Stacked Intelligent Metasurfaces for Multi-Modal Semantic Communications
Journal:
arXiv
Published Date:
Jun 14, 2025
Abstract
Semantic communication (SemCom) powered by generative artificial intelligence
enables highly efficient and reliable information transmission. However, it
still necessitates the transmission of substantial amounts of data when dealing
with complex scene information. In contrast, the stacked intelligent
metasurface (SIM), leveraging wave-domain computing, provides a cost-effective
solution for directly imaging complex scenes. Building on this concept, we
propose an innovative SIM-aided multi-modal SemCom system. Specifically, an SIM
is positioned in front of the transmit antenna for transmitting visual semantic
information of complex scenes via imaging on the uniform planar array at the
receiver. Furthermore, the simple scene description that contains textual
semantic information is transmitted via amplitude-phase modulation over
electromagnetic waves. To simultaneously transmit multi-modal information, we
optimize the amplitude and phase of meta-atoms in the SIM using a customized
gradient descent algorithm.
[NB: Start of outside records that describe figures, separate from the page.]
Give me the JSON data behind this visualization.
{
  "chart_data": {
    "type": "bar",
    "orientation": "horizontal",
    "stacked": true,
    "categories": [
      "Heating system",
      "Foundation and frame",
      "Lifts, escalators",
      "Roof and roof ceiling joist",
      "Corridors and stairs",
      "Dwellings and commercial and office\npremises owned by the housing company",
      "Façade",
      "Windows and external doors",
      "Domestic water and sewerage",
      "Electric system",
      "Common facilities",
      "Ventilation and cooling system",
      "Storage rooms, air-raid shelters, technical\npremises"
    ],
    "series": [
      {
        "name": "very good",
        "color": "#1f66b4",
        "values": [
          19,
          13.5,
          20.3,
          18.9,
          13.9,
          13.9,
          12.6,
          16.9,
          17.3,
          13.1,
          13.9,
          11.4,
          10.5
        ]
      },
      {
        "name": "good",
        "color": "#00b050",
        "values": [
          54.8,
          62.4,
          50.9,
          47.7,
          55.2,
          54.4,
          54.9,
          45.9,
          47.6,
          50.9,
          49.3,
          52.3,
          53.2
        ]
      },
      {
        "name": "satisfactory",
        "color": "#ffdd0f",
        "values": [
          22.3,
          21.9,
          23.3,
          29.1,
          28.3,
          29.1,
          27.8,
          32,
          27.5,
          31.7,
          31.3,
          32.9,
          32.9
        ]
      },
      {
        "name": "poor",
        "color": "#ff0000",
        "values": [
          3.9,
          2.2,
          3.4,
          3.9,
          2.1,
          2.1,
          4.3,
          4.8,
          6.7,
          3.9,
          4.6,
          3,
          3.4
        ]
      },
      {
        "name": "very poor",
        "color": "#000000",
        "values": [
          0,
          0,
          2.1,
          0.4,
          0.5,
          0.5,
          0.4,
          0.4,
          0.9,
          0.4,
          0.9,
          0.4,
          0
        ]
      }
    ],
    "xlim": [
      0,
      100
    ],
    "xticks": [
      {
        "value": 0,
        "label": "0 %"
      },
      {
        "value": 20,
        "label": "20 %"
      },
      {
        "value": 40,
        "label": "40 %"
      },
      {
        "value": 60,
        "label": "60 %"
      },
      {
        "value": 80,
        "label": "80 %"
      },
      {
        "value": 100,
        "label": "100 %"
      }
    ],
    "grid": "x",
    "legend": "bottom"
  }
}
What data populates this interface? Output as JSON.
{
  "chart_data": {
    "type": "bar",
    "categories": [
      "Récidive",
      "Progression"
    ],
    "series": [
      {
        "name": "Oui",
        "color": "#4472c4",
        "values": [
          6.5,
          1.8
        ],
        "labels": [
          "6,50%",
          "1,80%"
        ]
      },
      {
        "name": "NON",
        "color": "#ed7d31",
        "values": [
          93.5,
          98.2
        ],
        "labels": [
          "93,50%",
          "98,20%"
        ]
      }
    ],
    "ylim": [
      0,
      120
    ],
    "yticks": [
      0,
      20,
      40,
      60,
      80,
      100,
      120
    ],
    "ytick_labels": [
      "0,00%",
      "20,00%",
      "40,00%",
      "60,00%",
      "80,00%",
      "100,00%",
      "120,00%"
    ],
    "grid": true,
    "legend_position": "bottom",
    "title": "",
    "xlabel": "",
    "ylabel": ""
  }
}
The optimization aims to gradually minimize the
mean squared error between the normalized energy distribution on the receiver
array and the desired pattern corresponding to the visual semantic information.
By combining the textual and visual semantic information, a conditional
generative adversarial network is used to recover the complex scene accurately.
Extensive numerical results verify the effectiveness of the proposed
multi-modal SemCom system in reducing bandwidth overhead as well as the
capability of the SIM for imaging the complex scene.